There has been considerable discussion about social and economic inequality; and most of it has been focused on the public interventions to address it. The poor, disadvantaged, and marginalized only need remedial programs to help them join the mainstream- more attentive primary education, job training, and psycho-social preemptive counseling to improve self-esteem and image. Yet few of these well-intentioned efforts address the foundational issues of dysfunction – the family.
By the time disadvantaged pupils enter primary school, it is too late. The Isaac Levins have long left them behind. They matriculate with none of the intellectual, moral, and ethical education necessary for social, economic, or personal success.
There are no programs to address this deficiency. Head Start and other pre-school programs which attempt to redress the lack of intellectual training of early childhood can never compensate for parental indifference or ignorance. Once a child has reached school age, the die has been cast.
How then, can the problem of early childhood learning be addressed? How can the persistent problem of social dysfunction be remediated? How can children learn the basic principles of right and righteous behavior that have been the foundation of all civilizations?
Cato the Elder, ancient Roman philosopher and educator is known for his diptychs – the essential precepts of education. Honor, compassion, empathy, courage, respect, honesty, and discipline were the guiding principles of civilization; and were so taught to the future leaders of Empire. Such education was no different in Athens, Persepolis, or London. Why should it be any different today? Why do we assume that social dysfunction can be remediated without these principles?
Some academics and social activists have dismissed these principles and this education on the grounds of diversity. Racial and ethnic minorities, victims of slavery, racism, and social marginalization have their own ethos and culture which must be respected. The imposition of white middle class values is ethnocentric and outmoded. Black teenagers subscribing to a sub-culture of the street, an ethos of respect and principled codes of honor - all essential to survival in a hostile environment - need to be encouraged for their defiance and understood for their refusal to accept neo-slavery, patriarch, and marginalization. Nothing could be more misguided.
Although some religious and secular leaders have begun to speak out about the importance of moral responsibility, the nature of the socio-political system is such that this counsel has fallen on deaf ears. To advocate individual responsibility and to reject the notion that history and society have less to do with social dysfunction than a lack of community integrity and personal moral values is political suicide. Ward politics has always been based on political patronage and cash flow; and local politics based on entitlement and compensation.
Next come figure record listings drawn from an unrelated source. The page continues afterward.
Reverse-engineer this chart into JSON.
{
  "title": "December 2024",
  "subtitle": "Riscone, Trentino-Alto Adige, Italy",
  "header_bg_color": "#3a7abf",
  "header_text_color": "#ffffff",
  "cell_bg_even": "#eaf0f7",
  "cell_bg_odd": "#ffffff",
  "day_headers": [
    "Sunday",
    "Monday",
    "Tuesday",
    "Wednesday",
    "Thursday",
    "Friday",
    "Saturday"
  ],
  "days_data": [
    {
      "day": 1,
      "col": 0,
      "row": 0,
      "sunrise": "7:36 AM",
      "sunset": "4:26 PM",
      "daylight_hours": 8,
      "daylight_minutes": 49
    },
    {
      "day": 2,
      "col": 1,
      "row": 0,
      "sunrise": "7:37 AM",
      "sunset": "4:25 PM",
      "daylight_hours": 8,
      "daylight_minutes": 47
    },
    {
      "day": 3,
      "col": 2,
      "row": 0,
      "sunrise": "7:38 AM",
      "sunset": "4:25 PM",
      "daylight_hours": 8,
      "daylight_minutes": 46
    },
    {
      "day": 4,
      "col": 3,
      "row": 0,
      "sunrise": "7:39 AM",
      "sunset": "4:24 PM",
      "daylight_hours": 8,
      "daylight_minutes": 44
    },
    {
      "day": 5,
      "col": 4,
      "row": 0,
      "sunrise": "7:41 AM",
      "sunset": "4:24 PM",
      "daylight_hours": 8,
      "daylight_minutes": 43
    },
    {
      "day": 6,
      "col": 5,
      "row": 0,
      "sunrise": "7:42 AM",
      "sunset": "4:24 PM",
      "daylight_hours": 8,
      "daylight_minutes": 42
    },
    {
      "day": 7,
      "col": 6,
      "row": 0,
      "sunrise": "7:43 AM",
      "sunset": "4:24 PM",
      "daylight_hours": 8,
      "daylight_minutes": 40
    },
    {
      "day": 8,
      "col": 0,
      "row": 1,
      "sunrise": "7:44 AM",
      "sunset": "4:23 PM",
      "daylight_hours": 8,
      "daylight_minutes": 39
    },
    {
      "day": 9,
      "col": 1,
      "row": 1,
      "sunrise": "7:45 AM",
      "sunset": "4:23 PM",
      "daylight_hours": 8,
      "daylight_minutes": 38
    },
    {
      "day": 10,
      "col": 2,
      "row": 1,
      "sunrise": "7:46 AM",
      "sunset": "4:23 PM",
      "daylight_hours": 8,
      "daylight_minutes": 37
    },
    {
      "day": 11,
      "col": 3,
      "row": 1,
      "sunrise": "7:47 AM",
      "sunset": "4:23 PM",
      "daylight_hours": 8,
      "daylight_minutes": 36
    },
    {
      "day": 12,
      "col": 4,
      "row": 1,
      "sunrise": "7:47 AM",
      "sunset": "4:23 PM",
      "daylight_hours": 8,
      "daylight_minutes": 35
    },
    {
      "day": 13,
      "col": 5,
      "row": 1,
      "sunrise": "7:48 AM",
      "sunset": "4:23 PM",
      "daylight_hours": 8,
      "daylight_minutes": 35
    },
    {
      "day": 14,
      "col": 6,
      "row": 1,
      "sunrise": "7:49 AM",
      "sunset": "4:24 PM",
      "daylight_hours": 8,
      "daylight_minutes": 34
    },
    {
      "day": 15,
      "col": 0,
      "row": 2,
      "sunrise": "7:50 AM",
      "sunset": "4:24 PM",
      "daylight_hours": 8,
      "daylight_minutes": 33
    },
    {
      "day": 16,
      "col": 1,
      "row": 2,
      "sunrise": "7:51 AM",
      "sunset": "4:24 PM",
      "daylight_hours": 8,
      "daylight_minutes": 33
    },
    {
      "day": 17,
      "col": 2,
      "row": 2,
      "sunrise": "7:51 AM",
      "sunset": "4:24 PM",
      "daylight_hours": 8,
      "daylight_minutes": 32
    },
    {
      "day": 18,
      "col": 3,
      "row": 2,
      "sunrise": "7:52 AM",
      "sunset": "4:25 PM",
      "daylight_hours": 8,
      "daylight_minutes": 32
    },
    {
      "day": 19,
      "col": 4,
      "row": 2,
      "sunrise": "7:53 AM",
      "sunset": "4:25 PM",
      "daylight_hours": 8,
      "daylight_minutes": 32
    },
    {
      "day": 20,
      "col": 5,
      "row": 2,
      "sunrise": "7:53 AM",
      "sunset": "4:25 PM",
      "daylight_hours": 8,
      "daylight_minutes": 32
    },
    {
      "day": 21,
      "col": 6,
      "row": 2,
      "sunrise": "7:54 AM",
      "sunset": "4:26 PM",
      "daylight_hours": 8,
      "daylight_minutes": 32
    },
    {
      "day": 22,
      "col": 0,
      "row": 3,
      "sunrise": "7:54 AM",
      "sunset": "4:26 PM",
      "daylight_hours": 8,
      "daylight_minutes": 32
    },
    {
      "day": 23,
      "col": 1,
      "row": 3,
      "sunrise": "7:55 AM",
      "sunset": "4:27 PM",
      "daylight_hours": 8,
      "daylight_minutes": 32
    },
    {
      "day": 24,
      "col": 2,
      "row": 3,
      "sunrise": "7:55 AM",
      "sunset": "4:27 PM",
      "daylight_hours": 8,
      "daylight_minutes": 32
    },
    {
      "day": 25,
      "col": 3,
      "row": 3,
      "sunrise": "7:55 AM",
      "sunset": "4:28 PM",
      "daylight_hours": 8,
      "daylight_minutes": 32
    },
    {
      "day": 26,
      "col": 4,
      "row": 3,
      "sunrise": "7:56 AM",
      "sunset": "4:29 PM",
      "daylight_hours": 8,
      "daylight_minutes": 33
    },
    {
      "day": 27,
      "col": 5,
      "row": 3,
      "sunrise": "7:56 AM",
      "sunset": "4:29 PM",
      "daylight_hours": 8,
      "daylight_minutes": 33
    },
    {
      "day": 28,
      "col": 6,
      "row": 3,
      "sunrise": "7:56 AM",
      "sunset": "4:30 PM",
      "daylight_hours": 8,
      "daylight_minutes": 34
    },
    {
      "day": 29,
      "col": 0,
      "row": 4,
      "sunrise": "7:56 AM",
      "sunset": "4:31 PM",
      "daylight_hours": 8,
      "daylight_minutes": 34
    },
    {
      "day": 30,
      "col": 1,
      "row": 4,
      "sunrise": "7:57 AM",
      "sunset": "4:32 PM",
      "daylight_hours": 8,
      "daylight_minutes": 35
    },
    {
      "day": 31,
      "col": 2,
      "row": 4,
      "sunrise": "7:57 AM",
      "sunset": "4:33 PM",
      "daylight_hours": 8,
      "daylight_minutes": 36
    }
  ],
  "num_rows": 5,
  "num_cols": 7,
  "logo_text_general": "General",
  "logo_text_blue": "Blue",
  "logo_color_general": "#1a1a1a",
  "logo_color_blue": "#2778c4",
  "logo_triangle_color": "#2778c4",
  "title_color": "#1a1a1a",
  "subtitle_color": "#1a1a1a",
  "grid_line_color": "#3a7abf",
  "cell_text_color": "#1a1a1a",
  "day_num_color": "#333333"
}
Pulling the plug on inefficient, politically-motivated entitlement programs may seem harsh and retributive; but there is no other alternative. After decades of public assistance and investment with no visible results, a reliance on community effort is the only recourse.
A conservative administration in Washington will help and will do much to reverse the policies of the past; but only if local communities themselves understand and accept responsibility can any meaningful change occur.
How can you suggest that "progressives" have dismissed honor, compassion, empathy, courage, respect, honesty, and discipline with a wave of the pin and ignore that "conservatives" have been doing the same for as long or longer? Your argument does not hold water.